1 1/2 tablespoons queso fresco
1 1/4 teaspoons chili powder
3 tablespoons Mexican crema ( or sour cream if you ca n't find crema )
1/2 teaspoon kosher salt
1/8 teaspoon cayenne pepper
4 ears corn , shucked
1 lime , cut into 4 wedges
Originating from the Oaxaca region of Mexico, this dish is now a popular street food across the country. Oaxacan-Style Grilled Corn on the Cob is known for its smoky, spicy, and creamy flavors, creating a perfect blend of textures and tastes. This dish is often enjoyed as a snack or appetizer, perfect for sharing with friends and family on hot summer days.

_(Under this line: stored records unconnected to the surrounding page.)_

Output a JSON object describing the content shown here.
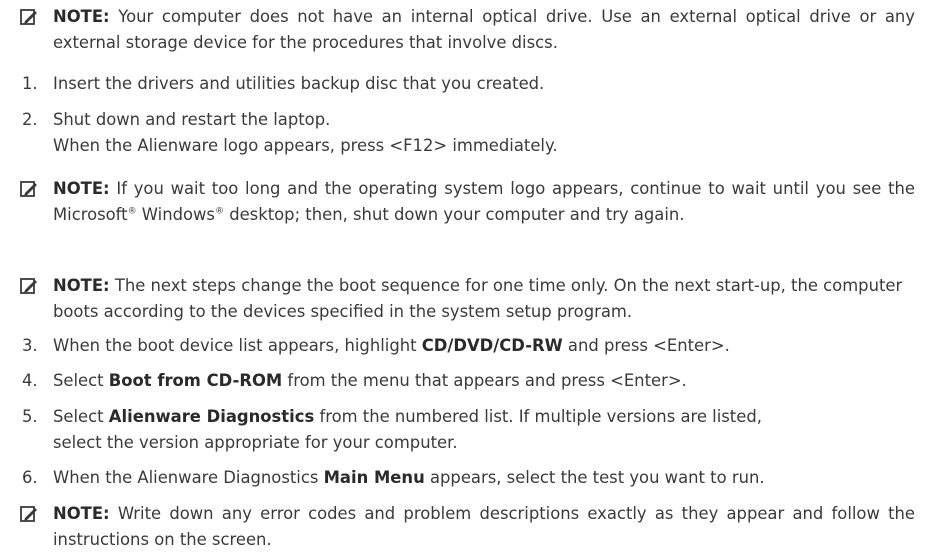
{
  "notes": {
    "label": "NOTE:",
    "n1": "Your computer does not have an internal optical drive. Use an external optical drive or any external storage device for the procedures that involve discs.",
    "n2_a": "If you wait too long and the operating system logo appears, continue to wait until you see the Microsoft",
    "n2_reg1": "®",
    "n2_b": " Windows",
    "n2_reg2": "®",
    "n2_c": " desktop; then, shut down your computer and try again.",
    "n3": "The next steps change the boot sequence for one time only. On the next start-up, the computer boots according to the devices specified in the system setup program.",
    "n4": "Write down any error codes and problem descriptions exactly as they appear and follow the instructions on the screen."
  },
  "steps": [
    {
      "num": "1.",
      "text": "Insert the drivers and utilities backup disc that you created."
    },
    {
      "num": "2.",
      "line1": "Shut down and restart the laptop.",
      "line2": "When the Alienware logo appears, press <F12> immediately."
    },
    {
      "num": "3.",
      "pre": "When the boot device list appears, highlight ",
      "bold": "CD/DVD/CD-RW",
      "post": " and press <Enter>."
    },
    {
      "num": "4.",
      "pre": "Select ",
      "bold": "Boot from CD-ROM",
      "post": " from the menu that appears and press <Enter>."
    },
    {
      "num": "5.",
      "pre": "Select ",
      "bold": "Alienware Diagnostics",
      "post": " from the numbered list. If multiple versions are listed,",
      "line2": "select the version appropriate for your computer."
    },
    {
      "num": "6.",
      "pre": "When the Alienware Diagnostics ",
      "bold": "Main Menu",
      "post": " appears, select the test you want to run."
    }
  ]
}
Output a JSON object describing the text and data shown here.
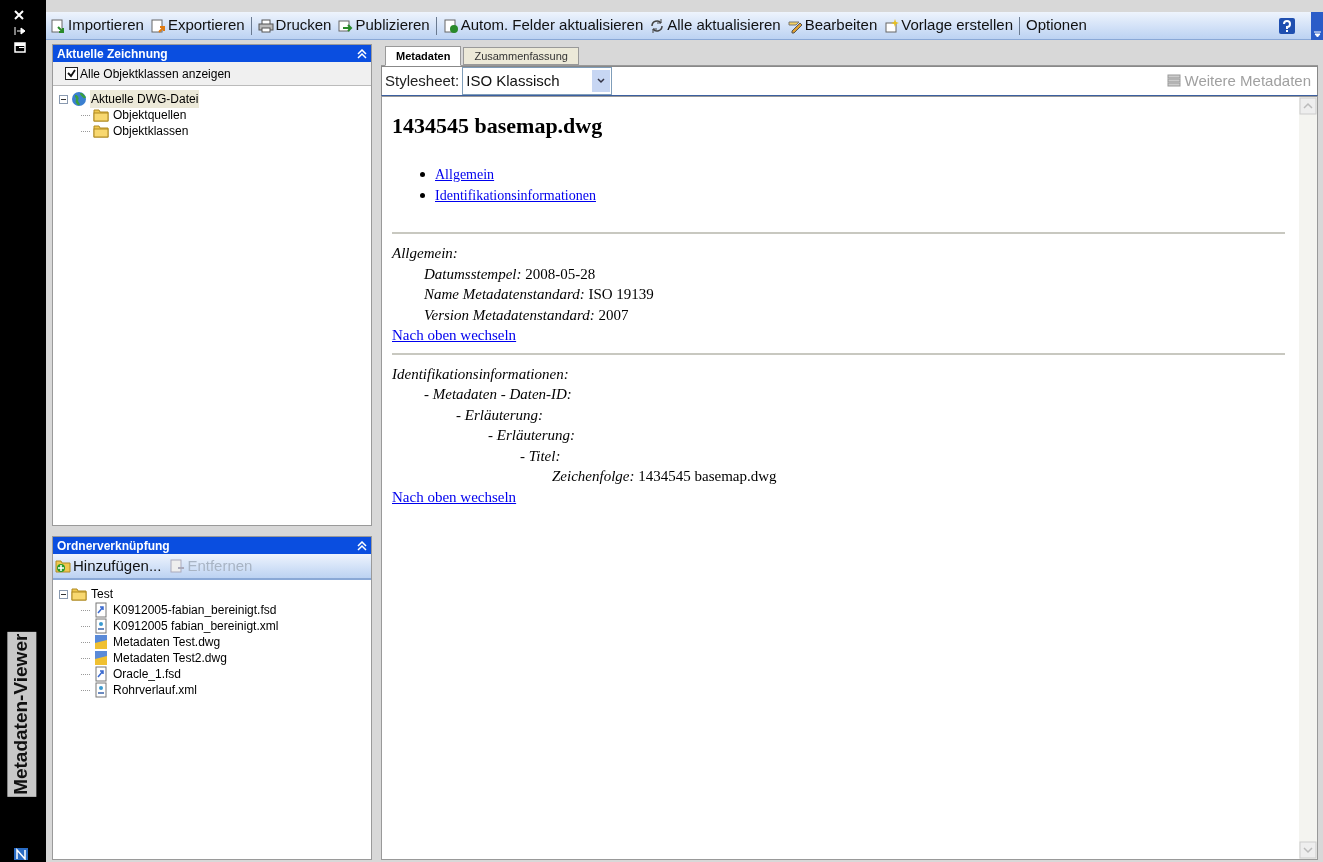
{
  "side_title": "Metadaten-Viewer",
  "toolbar": [
    {
      "label": "Importieren",
      "kind": "import"
    },
    {
      "label": "Exportieren",
      "kind": "export"
    },
    {
      "kind": "separator"
    },
    {
      "label": "Drucken",
      "kind": "print"
    },
    {
      "label": "Publizieren",
      "kind": "publish"
    },
    {
      "kind": "separator"
    },
    {
      "label": "Autom. Felder aktualisieren",
      "kind": "auto"
    },
    {
      "label": "Alle aktualisieren",
      "kind": "refresh"
    },
    {
      "label": "Bearbeiten",
      "kind": "edit"
    },
    {
      "label": "Vorlage erstellen",
      "kind": "template"
    },
    {
      "kind": "separator"
    },
    {
      "label": "Optionen",
      "kind": "text"
    }
  ],
  "drawing_panel": {
    "title": "Aktuelle Zeichnung",
    "show_all": {
      "label": "Alle Objektklassen anzeigen",
      "checked": true
    },
    "tree": [
      {
        "label": "Aktuelle DWG-Datei",
        "kind": "globe",
        "selected": true,
        "expanded": true,
        "children": [
          {
            "label": "Objektquellen",
            "kind": "folder",
            "selected": false
          },
          {
            "label": "Objektklassen",
            "kind": "folder",
            "selected": false
          }
        ]
      }
    ]
  },
  "folder_panel": {
    "title": "Ordnerverknüpfung",
    "buttons": [
      {
        "label": "Hinzufügen...",
        "disabled": false
      },
      {
        "label": "Entfernen",
        "disabled": true
      }
    ],
    "tree": [
      {
        "label": "Test",
        "kind": "folder",
        "selected": false,
        "expanded": true,
        "children": [
          {
            "label": "K0912005-fabian_bereinigt.fsd",
            "kind": "fsd",
            "selected": false
          },
          {
            "label": "K0912005 fabian_bereinigt.xml",
            "kind": "xml",
            "selected": false
          },
          {
            "label": "Metadaten Test.dwg",
            "kind": "dwg",
            "selected": false
          },
          {
            "label": "Metadaten Test2.dwg",
            "kind": "dwg",
            "selected": false
          },
          {
            "label": "Oracle_1.fsd",
            "kind": "fsd",
            "selected": false
          },
          {
            "label": "Rohrverlauf.xml",
            "kind": "xml",
            "selected": false
          }
        ]
      }
    ]
  },
  "tabs": [
    {
      "label": "Metadaten",
      "selected": true
    },
    {
      "label": "Zusammenfassung",
      "selected": false
    }
  ],
  "stylesheet": {
    "label": "Stylesheet:",
    "value": "ISO Klassisch"
  },
  "more_button": {
    "label": "Weitere Metadaten",
    "disabled": true
  },
  "document": {
    "title": "1434545 basemap.dwg",
    "links": [
      "Allgemein",
      "Identifikationsinformationen"
    ],
    "sections": [
      {
        "heading": "Allgemein:",
        "items": [
          {
            "label": "Datumsstempel:",
            "value": "2008-05-28"
          },
          {
            "label": "Name Metadatenstandard:",
            "value": "ISO 19139"
          },
          {
            "label": "Version Metadatenstandard:",
            "value": "2007"
          }
        ],
        "back_link": "Nach oben wechseln"
      },
      {
        "heading": "Identifikationsinformationen:",
        "items": [
          {
            "label": "- Metadaten - Daten-ID:",
            "children": [
              {
                "label": "- Erläuterung:",
                "children": [
                  {
                    "label": "- Erläuterung:",
                    "children": [
                      {
                        "label": "- Titel:",
                        "children": [
                          {
                            "label": "Zeichenfolge:",
                            "value": "1434545 basemap.dwg"
                          }
                        ]
                      }
                    ]
                  }
                ]
              }
            ]
          }
        ],
        "back_link": "Nach oben wechseln"
      }
    ]
  }
}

The combination of chili powder, cayenne pepper, and queso fresco adds a unique twist to the traditional grilled corn on the cob, making it a must-try recipe for any food lover.

Instructions

1.Preheat grill to medium-high heat.
2.Mix queso fresco, chili powder, crema, kosher salt, and cayenne pepper in a small bowl.
3.Grill corn, turning occasionally until tender and slightly charred, about 10-12 minutes.
4.Using a brush, generously spread the cheese mixture all over the grilled corn.
5.Serve the corn with lime wedges on the side.

PROS

Oaxacan-Style Grilled Corn on the Cob is an easy and delicious appetizer, perfect for summer BBQs or as a side dish to any meal.
The smoky and spicy flavors of the queso fresco and chili powder combine perfectly with the sweetness of the corn.

CONS

Grilled corn on the cob can be messy to eat, so it may not be the best option for a formal dinner party.
Additionally, if you’re not a fan of spicy food, this dish may not be for you.

HEALTH & BENEFITS

Corn is a good source of fiber, vitamins, and minerals. It is also low in fat and calories.
The chili powder and cayenne pepper used in this recipe have been linked to aiding weight loss and boosting metabolism.